Anche l’intelligenza artificiale è una grande novità —una delle rerum novarum del nostro tempo—; ma non basta essere “intelligenti” nella realtà virtuale: bisogna essere umani con gli altri, coltivando un’intelligenza emotiva, spirituale, sociale ed ecologica.
Per questo vi dico: educatevi per umanizzare il digitale, costruendolo come uno spazio di fraternità e creatività, non come una gabbia in cui rinchiudersi, né come una dipendenza o una fuga.
Invece di turisti della rete, siate profeti nel mondo digitale!
In questo senso abbiamo un esempio recentissimo di santità: san Carlo Acutis.
Un giovane che non si è fatto schiavo della rete, ma l’ha utilizzata con abilità per il bene.
San Carlo unì la sua bella fede con la sua passione per l’informatica, creando un sito sui miracoli eucaristici e facendo così di Internet uno strumento di evangelizzazione.

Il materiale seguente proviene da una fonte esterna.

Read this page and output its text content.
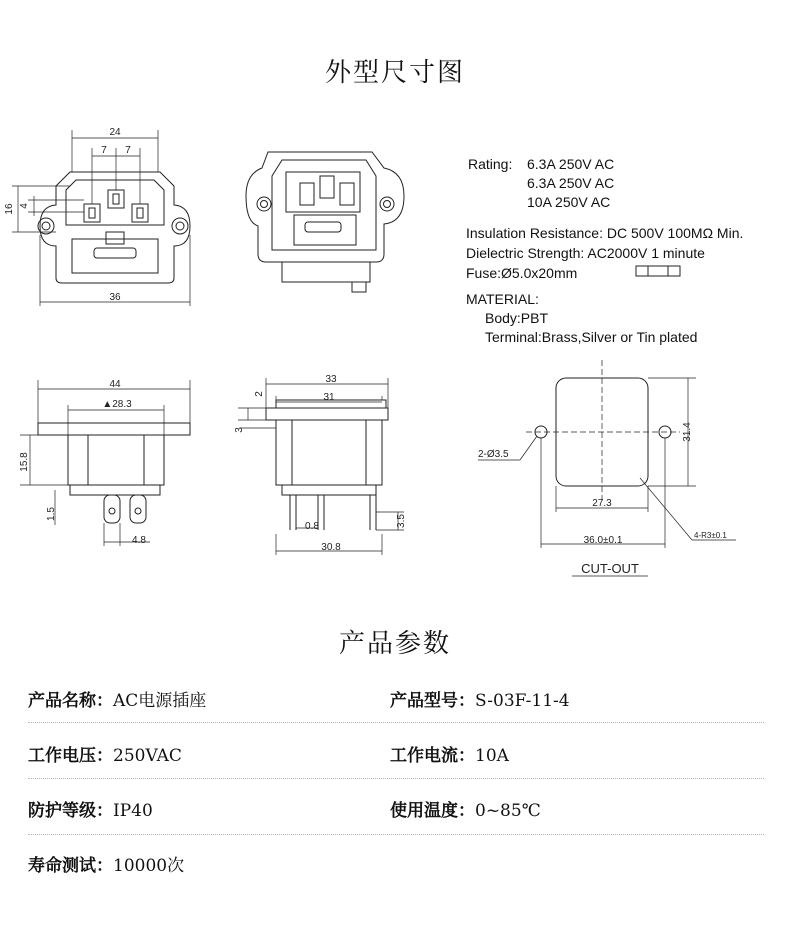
外型尺寸图
24
7 7
16 4
36
44
▲28.3
15.8
1.5
4.8
33
31
2
3
0.8	3.5
30.8
2-Ø3.5
31.4
27.3
36.0±0.1	4-R3±0.1
CUT-OUT
Rating: 6.3A 250V AC
6.3A 250V AC
10A 250V AC
Insulation Resistance: DC 500V 100MΩ Min.
Dielectric Strength: AC2000V 1 minute
Fuse:Ø5.0x20mm
MATERIAL:
Body:PBT
Terminal:Brass,Silver or Tin plated
产品参数
产品名称：AC电源插座	产品型号：S-03F-11-4
工作电压：250VAC	工作电流：10A
防护等级：IP40	使用温度：0~85℃
寿命测试：10000次
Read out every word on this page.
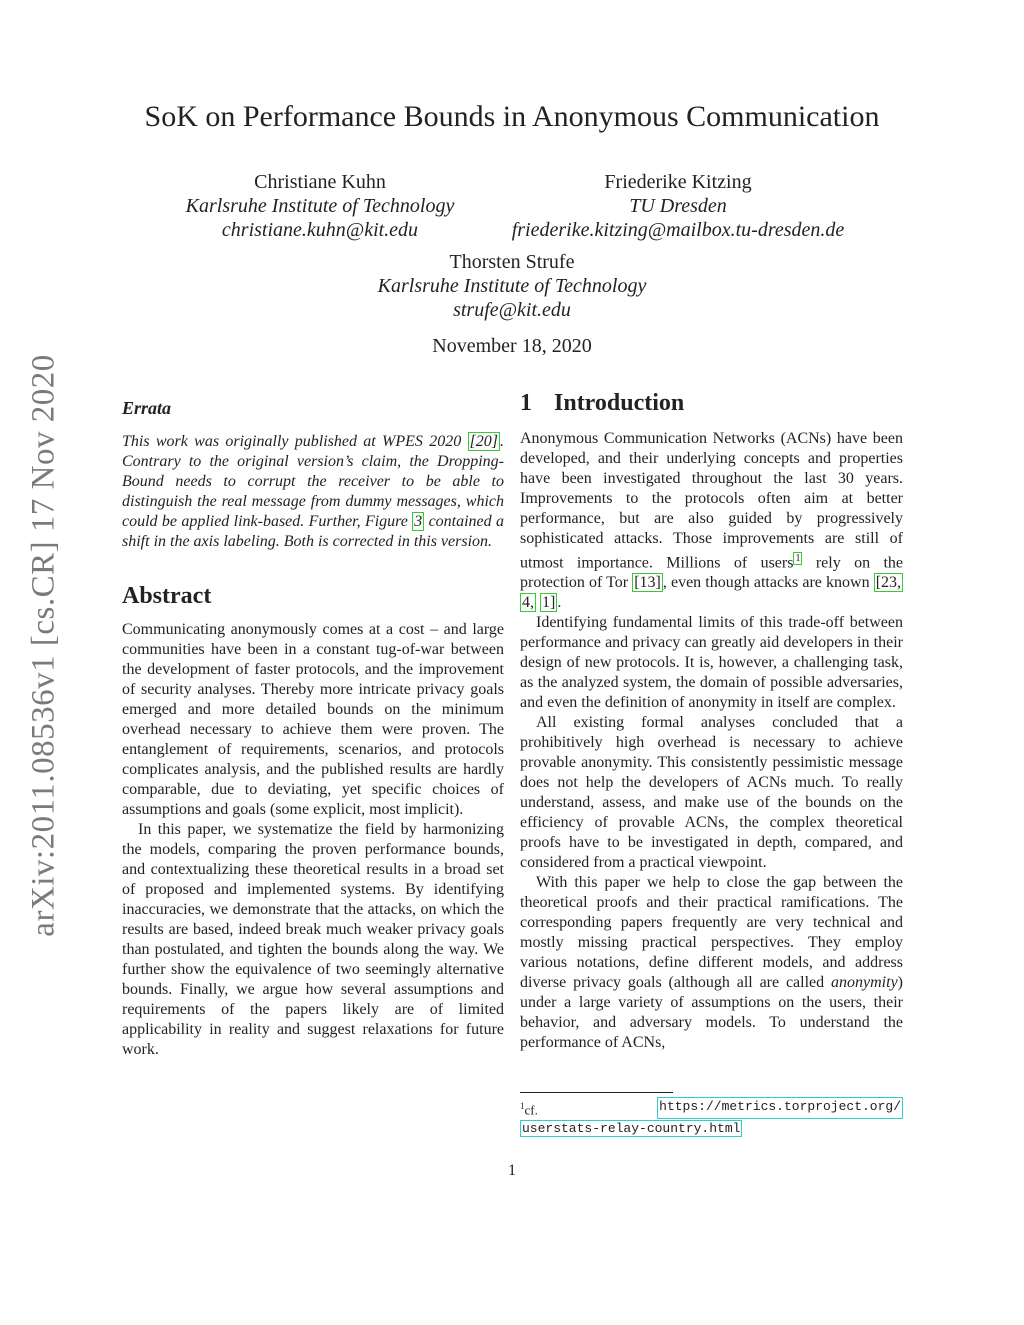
arXiv:2011.08536v1 [cs.CR] 17 Nov 2020
SoK on Performance Bounds in Anonymous Communication
Christiane Kuhn
Karlsruhe Institute of Technology
christiane.kuhn@kit.edu
Friederike Kitzing
TU Dresden
friederike.kitzing@mailbox.tu-dresden.de
Thorsten Strufe
Karlsruhe Institute of Technology
strufe@kit.edu
November 18, 2020
Errata

This work was originally published at WPES 2020 [20] . Contrary to the original version’s claim, the Dropping-Bound needs to corrupt the receiver to be able to distinguish the real message from dummy messages, which could be applied link-based. Further, Figure 3 contained a shift in the axis labeling. Both is corrected in this version.

Abstract

Communicating anonymously comes at a cost – and large communities have been in a constant tug-of-war between the development of faster protocols, and the improvement of security analyses. Thereby more intricate privacy goals emerged and more detailed bounds on the minimum overhead necessary to achieve them were proven. The entanglement of requirements, scenarios, and protocols complicates analysis, and the published results are hardly comparable, due to deviating, yet specific choices of assumptions and goals (some explicit, most implicit).

In this paper, we systematize the field by harmonizing the models, comparing the proven performance bounds, and contextualizing these theoretical results in a broad set of proposed and implemented systems. By identifying inaccuracies, we demonstrate that the attacks, on which the results are based, indeed break much weaker privacy goals than postulated, and tighten the bounds along the way. We further show the equivalence of two seemingly alternative bounds. Finally, we argue how several assumptions and requirements of the papers likely are of limited applicability in reality and suggest relaxations for future work.

1 Introduction

Anonymous Communication Networks (ACNs) have been developed, and their underlying concepts and properties have been investigated throughout the last 30 years. Improvements to the protocols often aim at better performance, but are also guided by progressively sophisticated attacks. Those improvements are still of utmost importance. Millions of users $^1$ rely on the protection of Tor [13] , even though attacks are known [23, 4, 1] .

Identifying fundamental limits of this trade-off between performance and privacy can greatly aid developers in their design of new protocols. It is, however, a challenging task, as the analyzed system, the domain of possible adversaries, and even the definition of anonymity in itself are complex.

All existing formal analyses concluded that a prohibitively high overhead is necessary to achieve provable anonymity. This consistently pessimistic message does not help the developers of ACNs much. To really understand, assess, and make use of the bounds on the efficiency of provable ACNs, the complex theoretical proofs have to be investigated in depth, compared, and considered from a practical viewpoint.

With this paper we help to close the gap between the theoretical proofs and their practical ramifications. The corresponding papers frequently are very technical and mostly missing practical perspectives. They employ various notations, define different models, and address diverse privacy goals (although all are called anonymity) under a large variety of assumptions on the users, their behavior, and adversary models. To understand the performance of ACNs,

$^1$cf.	https://metrics.torproject.org/
userstats-relay-country.html
1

La sua iniziativa ci insegna che il digitale è educativo quando non ci rinchiude in noi stessi, ma ci apre agli altri; quando non ti mette al centro, ma ti orienta verso Dio e verso gli altri.
Carissimi, arriviamo finalmente alla terza grande compito che oggi vi affido e che è al cuore del nuovo Patto Educativo Globale: l’educazione per la pace.
Voi vedete bene quanto il nostro futuro sia minacciato dalla guerra e dall’odio che divide i popoli.
Si può cambiare quel futuro? Certamente!
Come? Con un’educazione per la pace disarmata e disarmante.
Non basta far tacere le armi: bisogna disarmare i cuori, rinunciando a ogni violenza e volgarità.
Così, un’educazione disarmante e disarmata crea uguaglianza e crescita per tutti, riconoscendo la pari dignità di ogni bambino e di ogni bambina, senza mai dividere i giovani tra pochi privilegiati che accedono a scuole carissime e molti che non hanno accesso all’educazione.
Con grande fiducia in voi, vi invito a essere costruttori di pace, anzitutto lì dove vivete: in famiglia, a scuola, nello sport, tra gli amici, avvicinandovi a chi proviene da altre culture.
Per concludere, carissimi, il vostro sguardo non si fissi sulle stelle cadenti, a cui si affidano desideri fragili.
Guardate ancora più in alto, verso Gesù Cristo, “il sole di giustizia” (cf. Lc 1,78), che vi guiderà sempre per i sentieri della vita.